Moreover, we use the gated attention maps generated by A-Net to extract suspicious regions and train C-Net. We observed that on an image resized to \(492\times 492\), the area of pathological regions is usually smaller than \(200\times 200\). Therefore, we set the region size s to be 200 and the number of cropped regions N to be 4 throughout the experiments. We cropped \(384\times 384\) patches from high resolution images of size \(1230\times 1230\) as input of C-Net. During the training of the complete Zoom-in-Net, one mini-batch contains a pair of whole images and 4 high resolution patches for each image, respectively. It almost reaches the up limit for a Tesla K40 GPU card, so we let the network update its parameters after every 12 mini-batches to match the training of M-Net.

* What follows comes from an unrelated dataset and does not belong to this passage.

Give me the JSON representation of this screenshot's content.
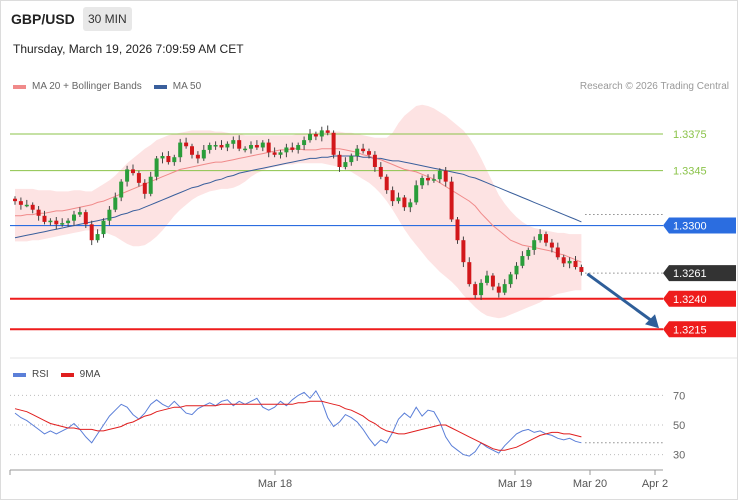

Finally the proposed Zoom-in-Net achieves the kappa score of 0.857 and 0.849 on the two sets, comparable to the first rank entry Min-pooling (0.86/0.849) [1]. With an ensemble of three models, our final results ended up at 0.865/0.854.

Experiment Results on the Messidor Dataset. To further evaluate the performance, the proposed Zoom-in-Net is applied to the independent dataset Messidor for DR screening. As Messidor has only 1200 images, the size of which is small to train CNNs, Holly et al. [18] suggested extracting features from the proposed net trained on other dataset like EyePACS to develop classifiers later. Since Messidor and EyePACS employ different annotation scales (Messidor: 0 to 3, EyePACS: 0 to 4), we follow a protocol similar to [18] and conduct two binary classification tasks (referable V.S. non-referable, normal V.S. abnormal) to realize the evaluation cross dataset and prior studies.

We extract five dimensional probability feature vectors from the last layer of Zoom-in-Net, and use Support Vector Machines (SVM) with rbf kernal, implemented by the LibSVM library on MATLAB [5], for binary classification. For referable/nonreferable, Messidor Grade 0 and 1 is considered as nonreferable, while Grade 2 and 3 is defined to be referable to specialists. 10-fold cross-validation on entire Messidor is introduced to be compatible with [12, 18]. For normal/abnormal classification, the SVM is trained using extracted features from the training set of EyePACS and tested on entire Messidor. Only images graded 0 on EyePACS/Messidor are assigned as normal, otherwise as abnormal.

Table 3. AUC for referable/nonreferable
Table 4. AUC for normal/abnormal

The area under the receiver operating curve (AUC) is used to quantify the performance. Tables 3 and 4 show results of our methods compared with previous studies. To the best of our knowledge, we achieve the highest AUC for both normal and referral classification on Messidor dataset. Zoom-in-Net performs comparably to two experts reported in [14]. At a specificity of 0.5, the sensitivity of Zoom-in-Net is 0.978 and 0.960, respectively for the normal and referral task.

5 Conclusions

In this work, we proposed a novel framework Zoom-in-Net which achieves state-of-the-art performance on two datasets. Trained with only image-level supervisions, Zoom-in-Net can generate attention maps which highlight the suspicious regions. The localization ability of the gated attention maps is validated and found to be promising. Further experiments show the high response regions on gated attentions correspond to potential lesions in DR, and thus can be used to further boost of performance for classification.